List Watch: List Industry Not Immune from Layoffs

Many of their catalog clients, suffering lackluster sales, are resorting to layoffs, so it’s no surprise that several list firms have also trimmed staff or opted not to replace employees who have left.

For instance, in August, Hackensack, NJ-based Mokrynski & Associates laid off eight staffers — less than 5% of its staff of 170. The company also instituted a compensation freeze on employees earning more than $40,000 a year, and when the firm closes for a week during the holiday season, workers will not be paid for the period. The moves follow five consecutive quarters of decreased response rates and catalog circulation, says executive vice president Howard Kupfer. Those who lost their jobs were “mostly at the support level,” Kupfer adds. “All our key people are in place.”

New York-based List Technologies laid off seven of its 40 staffers in August. But List Technologies has added two salespeople as part of the companywide reorganization. Since the Sept. 11 terrorist attacks, “business hasn’t been good, but we don’t foresee any more layoffs in the near future,” says chief financial officer Gabe Farrell.

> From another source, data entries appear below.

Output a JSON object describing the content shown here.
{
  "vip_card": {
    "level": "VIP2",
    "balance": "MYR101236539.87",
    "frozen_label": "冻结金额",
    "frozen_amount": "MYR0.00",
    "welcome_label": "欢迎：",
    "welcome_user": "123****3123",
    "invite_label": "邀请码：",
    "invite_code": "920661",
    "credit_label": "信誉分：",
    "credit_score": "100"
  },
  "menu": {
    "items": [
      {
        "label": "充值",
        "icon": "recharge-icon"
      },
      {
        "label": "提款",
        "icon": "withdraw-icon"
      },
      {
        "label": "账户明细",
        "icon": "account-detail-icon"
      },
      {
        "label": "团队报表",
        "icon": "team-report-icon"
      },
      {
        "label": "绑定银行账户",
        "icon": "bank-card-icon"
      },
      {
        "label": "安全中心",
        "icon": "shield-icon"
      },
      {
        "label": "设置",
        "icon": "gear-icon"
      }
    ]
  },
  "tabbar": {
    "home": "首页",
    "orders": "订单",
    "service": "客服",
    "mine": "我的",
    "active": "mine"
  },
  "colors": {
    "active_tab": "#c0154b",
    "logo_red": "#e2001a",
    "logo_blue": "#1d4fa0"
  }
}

Greenwich, CT-based Direct Media has not had layoffs yet, says chairman Dave Florence, “but our business is down, and there’s always a possibility that layoffs will happen. And everybody who’s telling you the truth will tell you that the list business is down.”

Indeed, ALC New York president Andy Ostroy says that his company’s business has fallen 15% during the past year. “But we didn’t budget for much growth this year,” he says. “We’ve had no layoffs, but there were a couple of people who left our company, and we opted not to replace them.”

Instead of layoffs, Millard Group president Ben Perez says that the Peterborough, NH-based firm recently implemented pay cuts for its entire staff of 240. “We had been assessing contingencies since the first quarter to keep both our services and company morale as high as possible while being in our best position financially,” Perez explains. Following the terrorist attacks, “we had about 10 days of very soft business, and [as of late September] it seems to have come back — if not to what we were trending, it’s still pretty close. We are suffering some cancellations, some changes in mailers’ plans, so we don’t expect it to be as strong as the trend we saw before Sept. 11, but it’s at least up to acceptable levels that won’t necessitate any further change in our organization.”

YES, SOMEONE IS HIRING

Some companies that had been hiring as recently as early September, such as Pearl River, NY-based Walter Karl/Info USA, have since stopped. “Right now, we’re in a hold mode,” says vice president of list management Fran Golub. “We hired people in August and early September that we needed to hire and were thinking of hiring even more. But we’re at full capacity right now, so we have put a temporary hold on any unnecessary hiring.”

But other list firms, including New Rochelle, NY-based Estee Marketing Group and Scarsdale, NY-based Leon Henry, remain in hiring mode. “I’m not saying business is phenomenal,” says Leon Henry vice president Gail Henry, “but we can get through this and have been hiring in both our management and brokerage divisions.”

And both Direct Media and New York-based Adrea Rubin Marketing hired employees from Uni-Mail List Co. after the company closed. Uni-Mail had been located just blocks from the World Trade Center; the devastation following the terrorist attacks led to its demise.